I couldn’t even begin to think about how I would see myself on the morning of the wedding. Throughout everything, the people closest to me did their very best to support me through the rollercoaster I was on. I know it weighed heavily on them, watching me struggle and not being able to see the problems I was seeing, but they tried their best to understand and comfort me.

Ultimately, even with their support, I was the only one who could decide how, when, and if I was dealing with my issues.

It’s pretty common for people to talk about self-acceptance and self-love, and these things are great! The dialogue about body positivity paired with doing what is healthy for you (not everyone’s bodies are the same or need the same things) is so incredibly important, and I cannot express how proud I am of all of the brave people who are championing these ideas and lifestyles.

Yet, there is this intersection of mental health and what we can broadly term ‘body image/bodily health issues’ that is not as comfortably delved into beyond the standard catalog of ‘eating disorders’.

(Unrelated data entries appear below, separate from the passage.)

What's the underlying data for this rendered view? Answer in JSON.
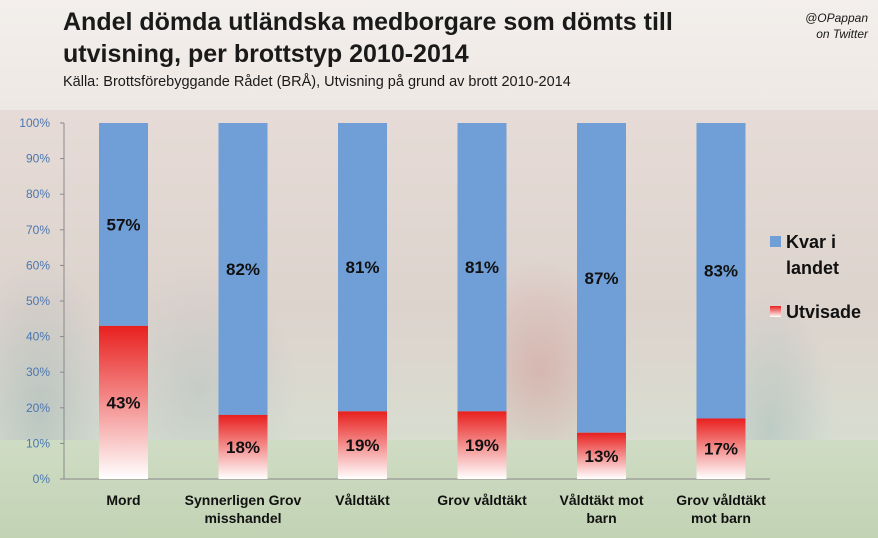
{
  "title": "Andel dömda utländska medborgare som dömts till utvisning, per brottstyp   2010-2014",
  "source": "Källa: Brottsförebyggande Rådet (BRÅ), Utvisning på grund av brott 2010-2014",
  "credit": [
    "@OPappan",
    "on Twitter"
  ],
  "colors": {
    "kvar": "#6f9fd6",
    "utvisade": "#e8201e"
  },
  "chart_data": {
    "type": "bar",
    "stacked": true,
    "categories": [
      [
        "Mord"
      ],
      [
        "Synnerligen Grov",
        "misshandel"
      ],
      [
        "Våldtäkt"
      ],
      [
        "Grov våldtäkt"
      ],
      [
        "Våldtäkt mot",
        "barn"
      ],
      [
        "Grov våldtäkt",
        "mot barn"
      ]
    ],
    "series": [
      {
        "name": "Utvisade",
        "values": [
          43,
          18,
          19,
          19,
          13,
          17
        ],
        "labels": [
          "43%",
          "18%",
          "19%",
          "19%",
          "13%",
          "17%"
        ]
      },
      {
        "name": "Kvar i landet",
        "legend_lines": [
          "Kvar i",
          "landet"
        ],
        "values": [
          57,
          82,
          81,
          81,
          87,
          83
        ],
        "labels": [
          "57%",
          "82%",
          "81%",
          "81%",
          "87%",
          "83%"
        ]
      }
    ],
    "y_ticks": [
      "0%",
      "10%",
      "20%",
      "30%",
      "40%",
      "50%",
      "60%",
      "70%",
      "80%",
      "90%",
      "100%"
    ],
    "ylim": [
      0,
      100
    ],
    "legend_position": "right",
    "grid": false
  }
}
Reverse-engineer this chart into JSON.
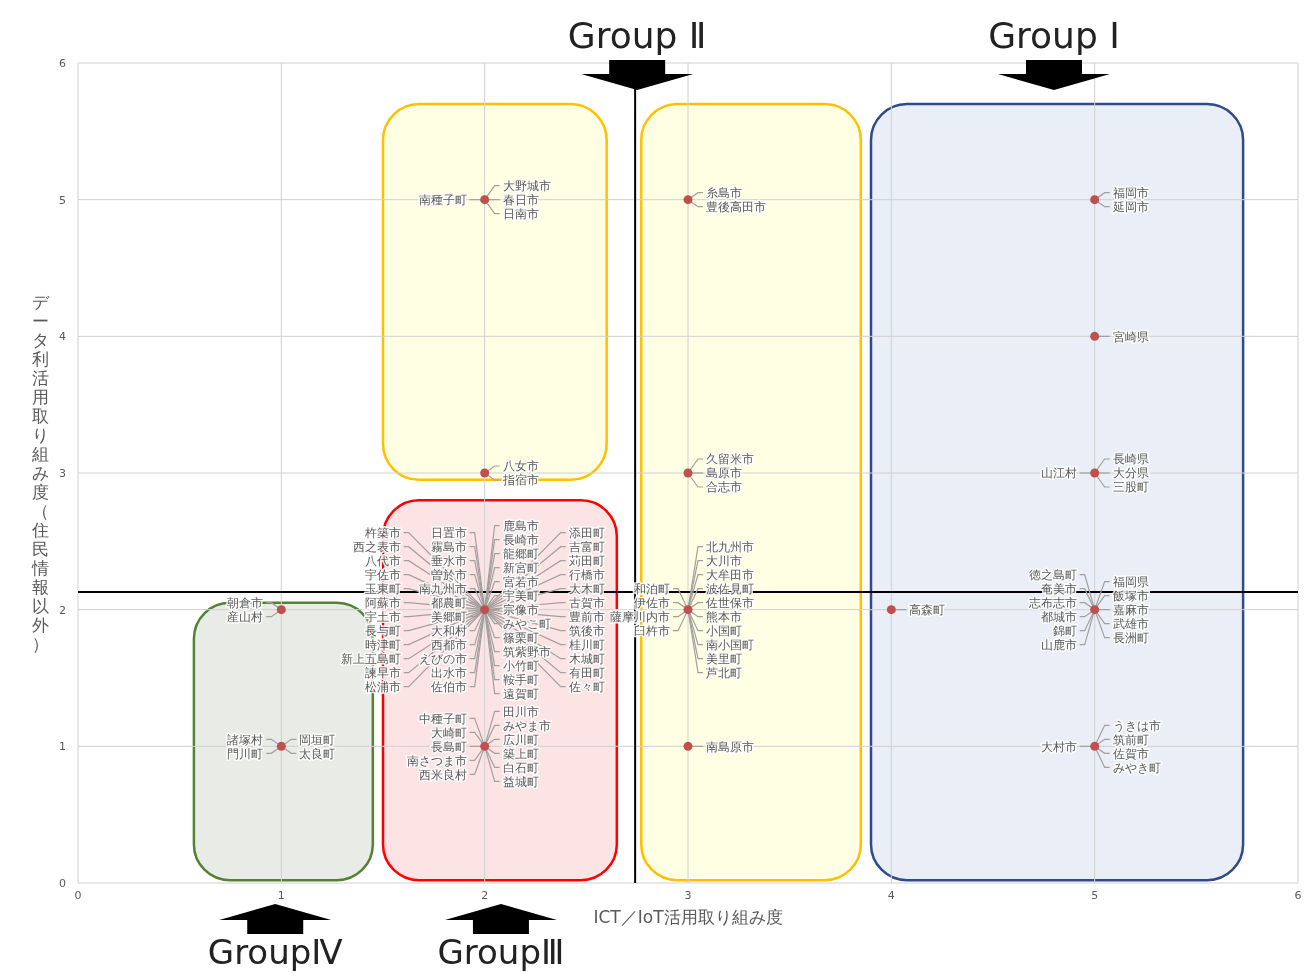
{
  "chart_data": {
    "type": "scatter",
    "xlabel": "ICT／IoT活用取り組み度",
    "ylabel": "データ利活用取り組み度（住民情報以外）",
    "xlim": [
      0,
      6
    ],
    "ylim": [
      0,
      6
    ],
    "xticks": [
      0,
      1,
      2,
      3,
      4,
      5,
      6
    ],
    "yticks": [
      0,
      1,
      2,
      3,
      4,
      5,
      6
    ],
    "grid": true,
    "marker": "circle",
    "series": [
      {
        "color": "#c0504d",
        "x": [
          1,
          1,
          2,
          2,
          2,
          2,
          3,
          3,
          3,
          3,
          4,
          5,
          5,
          5,
          5,
          5
        ],
        "values": [
          1,
          2,
          1,
          2,
          3,
          5,
          1,
          2,
          3,
          5,
          2,
          1,
          2,
          3,
          4,
          5
        ]
      }
    ],
    "ref_lines": [
      {
        "axis": "y",
        "value": 2.13,
        "color": "#000000"
      },
      {
        "axis": "x",
        "value": 2.74,
        "color": "#000000"
      }
    ],
    "annotations": [
      "Group Ⅰ",
      "Group Ⅱ",
      "GroupⅢ",
      "GroupⅣ",
      {
        "text": "諸塚村",
        "x": 1,
        "y": 1
      },
      {
        "text": "門川町",
        "x": 1,
        "y": 1
      },
      {
        "text": "岡垣町",
        "x": 1,
        "y": 1
      },
      {
        "text": "太良町",
        "x": 1,
        "y": 1
      },
      {
        "text": "朝倉市",
        "x": 1,
        "y": 2
      },
      {
        "text": "産山村",
        "x": 1,
        "y": 2
      },
      {
        "text": "中種子町",
        "x": 2,
        "y": 1
      },
      {
        "text": "大崎町",
        "x": 2,
        "y": 1
      },
      {
        "text": "長島町",
        "x": 2,
        "y": 1
      },
      {
        "text": "南さつま市",
        "x": 2,
        "y": 1
      },
      {
        "text": "西米良村",
        "x": 2,
        "y": 1
      },
      {
        "text": "田川市",
        "x": 2,
        "y": 1
      },
      {
        "text": "みやま市",
        "x": 2,
        "y": 1
      },
      {
        "text": "広川町",
        "x": 2,
        "y": 1
      },
      {
        "text": "築上町",
        "x": 2,
        "y": 1
      },
      {
        "text": "白石町",
        "x": 2,
        "y": 1
      },
      {
        "text": "益城町",
        "x": 2,
        "y": 1
      },
      {
        "text": "日置市",
        "x": 2,
        "y": 2
      },
      {
        "text": "霧島市",
        "x": 2,
        "y": 2
      },
      {
        "text": "垂水市",
        "x": 2,
        "y": 2
      },
      {
        "text": "曽於市",
        "x": 2,
        "y": 2
      },
      {
        "text": "南九州市",
        "x": 2,
        "y": 2
      },
      {
        "text": "都農町",
        "x": 2,
        "y": 2
      },
      {
        "text": "美郷町",
        "x": 2,
        "y": 2
      },
      {
        "text": "大和村",
        "x": 2,
        "y": 2
      },
      {
        "text": "西都市",
        "x": 2,
        "y": 2
      },
      {
        "text": "えびの市",
        "x": 2,
        "y": 2
      },
      {
        "text": "出水市",
        "x": 2,
        "y": 2
      },
      {
        "text": "佐伯市",
        "x": 2,
        "y": 2
      },
      {
        "text": "杵築市",
        "x": 2,
        "y": 2
      },
      {
        "text": "西之表市",
        "x": 2,
        "y": 2
      },
      {
        "text": "八代市",
        "x": 2,
        "y": 2
      },
      {
        "text": "宇佐市",
        "x": 2,
        "y": 2
      },
      {
        "text": "玉東町",
        "x": 2,
        "y": 2
      },
      {
        "text": "阿蘇市",
        "x": 2,
        "y": 2
      },
      {
        "text": "宇土市",
        "x": 2,
        "y": 2
      },
      {
        "text": "長与町",
        "x": 2,
        "y": 2
      },
      {
        "text": "時津町",
        "x": 2,
        "y": 2
      },
      {
        "text": "新上五島町",
        "x": 2,
        "y": 2
      },
      {
        "text": "諫早市",
        "x": 2,
        "y": 2
      },
      {
        "text": "松浦市",
        "x": 2,
        "y": 2
      },
      {
        "text": "鹿島市",
        "x": 2,
        "y": 2
      },
      {
        "text": "長崎市",
        "x": 2,
        "y": 2
      },
      {
        "text": "龍郷町",
        "x": 2,
        "y": 2
      },
      {
        "text": "新宮町",
        "x": 2,
        "y": 2
      },
      {
        "text": "宮若市",
        "x": 2,
        "y": 2
      },
      {
        "text": "宇美町",
        "x": 2,
        "y": 2
      },
      {
        "text": "宗像市",
        "x": 2,
        "y": 2
      },
      {
        "text": "みやこ町",
        "x": 2,
        "y": 2
      },
      {
        "text": "篠栗町",
        "x": 2,
        "y": 2
      },
      {
        "text": "筑紫野市",
        "x": 2,
        "y": 2
      },
      {
        "text": "小竹町",
        "x": 2,
        "y": 2
      },
      {
        "text": "鞍手町",
        "x": 2,
        "y": 2
      },
      {
        "text": "遠賀町",
        "x": 2,
        "y": 2
      },
      {
        "text": "添田町",
        "x": 2,
        "y": 2
      },
      {
        "text": "吉富町",
        "x": 2,
        "y": 2
      },
      {
        "text": "苅田町",
        "x": 2,
        "y": 2
      },
      {
        "text": "行橋市",
        "x": 2,
        "y": 2
      },
      {
        "text": "大木町",
        "x": 2,
        "y": 2
      },
      {
        "text": "古賀市",
        "x": 2,
        "y": 2
      },
      {
        "text": "豊前市",
        "x": 2,
        "y": 2
      },
      {
        "text": "筑後市",
        "x": 2,
        "y": 2
      },
      {
        "text": "桂川町",
        "x": 2,
        "y": 2
      },
      {
        "text": "木城町",
        "x": 2,
        "y": 2
      },
      {
        "text": "有田町",
        "x": 2,
        "y": 2
      },
      {
        "text": "佐々町",
        "x": 2,
        "y": 2
      },
      {
        "text": "八女市",
        "x": 2,
        "y": 3
      },
      {
        "text": "指宿市",
        "x": 2,
        "y": 3
      },
      {
        "text": "南種子町",
        "x": 2,
        "y": 5
      },
      {
        "text": "大野城市",
        "x": 2,
        "y": 5
      },
      {
        "text": "春日市",
        "x": 2,
        "y": 5
      },
      {
        "text": "日南市",
        "x": 2,
        "y": 5
      },
      {
        "text": "南島原市",
        "x": 3,
        "y": 1
      },
      {
        "text": "和泊町",
        "x": 3,
        "y": 2
      },
      {
        "text": "伊佐市",
        "x": 3,
        "y": 2
      },
      {
        "text": "薩摩川内市",
        "x": 3,
        "y": 2
      },
      {
        "text": "臼杵市",
        "x": 3,
        "y": 2
      },
      {
        "text": "北九州市",
        "x": 3,
        "y": 2
      },
      {
        "text": "大川市",
        "x": 3,
        "y": 2
      },
      {
        "text": "大牟田市",
        "x": 3,
        "y": 2
      },
      {
        "text": "波佐見町",
        "x": 3,
        "y": 2
      },
      {
        "text": "佐世保市",
        "x": 3,
        "y": 2
      },
      {
        "text": "熊本市",
        "x": 3,
        "y": 2
      },
      {
        "text": "小国町",
        "x": 3,
        "y": 2
      },
      {
        "text": "南小国町",
        "x": 3,
        "y": 2
      },
      {
        "text": "美里町",
        "x": 3,
        "y": 2
      },
      {
        "text": "芦北町",
        "x": 3,
        "y": 2
      },
      {
        "text": "久留米市",
        "x": 3,
        "y": 3
      },
      {
        "text": "島原市",
        "x": 3,
        "y": 3
      },
      {
        "text": "合志市",
        "x": 3,
        "y": 3
      },
      {
        "text": "糸島市",
        "x": 3,
        "y": 5
      },
      {
        "text": "豊後高田市",
        "x": 3,
        "y": 5
      },
      {
        "text": "高森町",
        "x": 4,
        "y": 2
      },
      {
        "text": "大村市",
        "x": 5,
        "y": 1
      },
      {
        "text": "うきは市",
        "x": 5,
        "y": 1
      },
      {
        "text": "筑前町",
        "x": 5,
        "y": 1
      },
      {
        "text": "佐賀市",
        "x": 5,
        "y": 1
      },
      {
        "text": "みやき町",
        "x": 5,
        "y": 1
      },
      {
        "text": "徳之島町",
        "x": 5,
        "y": 2
      },
      {
        "text": "奄美市",
        "x": 5,
        "y": 2
      },
      {
        "text": "志布志市",
        "x": 5,
        "y": 2
      },
      {
        "text": "都城市",
        "x": 5,
        "y": 2
      },
      {
        "text": "錦町",
        "x": 5,
        "y": 2
      },
      {
        "text": "山鹿市",
        "x": 5,
        "y": 2
      },
      {
        "text": "福岡県",
        "x": 5,
        "y": 2
      },
      {
        "text": "飯塚市",
        "x": 5,
        "y": 2
      },
      {
        "text": "嘉麻市",
        "x": 5,
        "y": 2
      },
      {
        "text": "武雄市",
        "x": 5,
        "y": 2
      },
      {
        "text": "長洲町",
        "x": 5,
        "y": 2
      },
      {
        "text": "山江村",
        "x": 5,
        "y": 3
      },
      {
        "text": "長崎県",
        "x": 5,
        "y": 3
      },
      {
        "text": "大分県",
        "x": 5,
        "y": 3
      },
      {
        "text": "三股町",
        "x": 5,
        "y": 3
      },
      {
        "text": "宮崎県",
        "x": 5,
        "y": 4
      },
      {
        "text": "福岡市",
        "x": 5,
        "y": 5
      },
      {
        "text": "延岡市",
        "x": 5,
        "y": 5
      }
    ]
  }
}
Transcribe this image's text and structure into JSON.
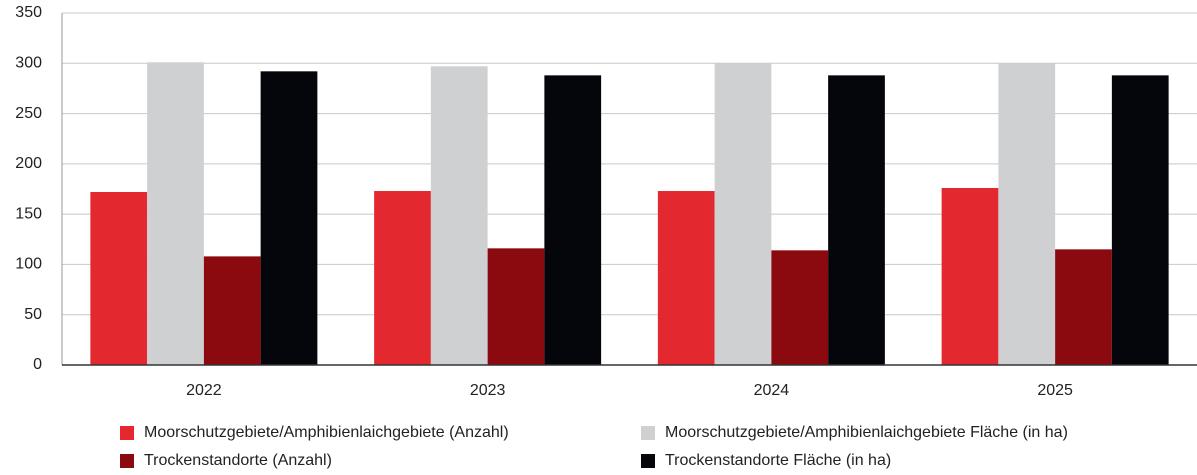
{
  "chart_data": {
    "type": "bar",
    "categories": [
      "2022",
      "2023",
      "2024",
      "2025"
    ],
    "series": [
      {
        "name": "Moorschutzgebiete/Amphibienlaichgebiete (Anzahl)",
        "color": "#e3282f",
        "values": [
          172,
          173,
          173,
          176
        ]
      },
      {
        "name": "Moorschutzgebiete/Amphibienlaichgebiete Fläche (in ha)",
        "color": "#cfd0d2",
        "values": [
          301,
          297,
          300,
          300
        ]
      },
      {
        "name": "Trockenstandorte (Anzahl)",
        "color": "#8b0a10",
        "values": [
          108,
          116,
          114,
          115
        ]
      },
      {
        "name": "Trockenstandorte Fläche (in ha)",
        "color": "#05060c",
        "values": [
          292,
          288,
          288,
          288
        ]
      }
    ],
    "ylim": [
      0,
      350
    ],
    "yticks": [
      0,
      50,
      100,
      150,
      200,
      250,
      300,
      350
    ],
    "grid": true
  }
}
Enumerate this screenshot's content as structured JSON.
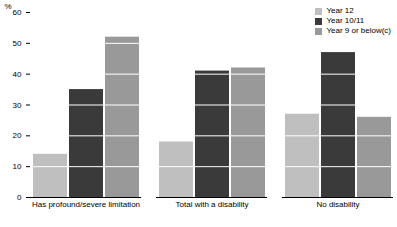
{
  "chart_data": {
    "type": "bar",
    "y_label": "%",
    "categories": [
      "Has profound/severe limitation",
      "Total with a disability",
      "No disability"
    ],
    "series": [
      {
        "name": "Year 12",
        "color": "#bfbfbf",
        "values": [
          14,
          18,
          27
        ]
      },
      {
        "name": "Year 10/11",
        "color": "#3a3a3a",
        "values": [
          35,
          41,
          47
        ]
      },
      {
        "name": "Year 9 or below(c)",
        "color": "#999999",
        "values": [
          52,
          42,
          26
        ]
      }
    ],
    "ylim": [
      0,
      60
    ],
    "yticks": [
      0,
      10,
      20,
      30,
      40,
      50,
      60
    ],
    "grid": true,
    "legend": "top-right"
  }
}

This intersection forms a chasm in our dialogue where things like BDD, Trichotillomania, excoriation disorder, and similar disorders remain quietly taboo.

The duress I felt while planning my wedding and the hatred I experienced for the flaws I fixated on in my appearance made life difficult for me. I started to reach out to other people. I realized that when I shared my experiences with other sufferers it not only helped me to understand what I was going through, but it also helped them make sense of their own experiences. At the same time, reaching out to people brought on the intense realization that quite a few people were completely unaware of BDD, and were having trouble understanding what I was talking about. The inability to be understood made me feel ashamed.

Let’s talk about it, please. Any chance we have of reducing shame and increasing awareness is worthwhile. I may not be at all qualified, all I can really speak about are my own experiences, but I don’t think that silence is helping. If you have BDD or are experiencing anything similar, or even if you are just trying to understand challenges like these, please start dialogues, and not just on mental health blogs or body image forums- make these dialogues mainstream, talk about it with your friends over coffee, mention something at a cocktail party in mixed company.

I have to believe that people living with issues like these, undetected to the untrained eye, can find ways to be comfortable sharing their stories and accessing resources. Of course, starting dialogues isn’t always easy, and maybe it’s just not something certain people can begin to consider right now, so mostly I just need to encourage everyone to remember that many people around you are dealing with far more than you realize. Please be sensitive to those around you, be good to yourselves, and be good to one another.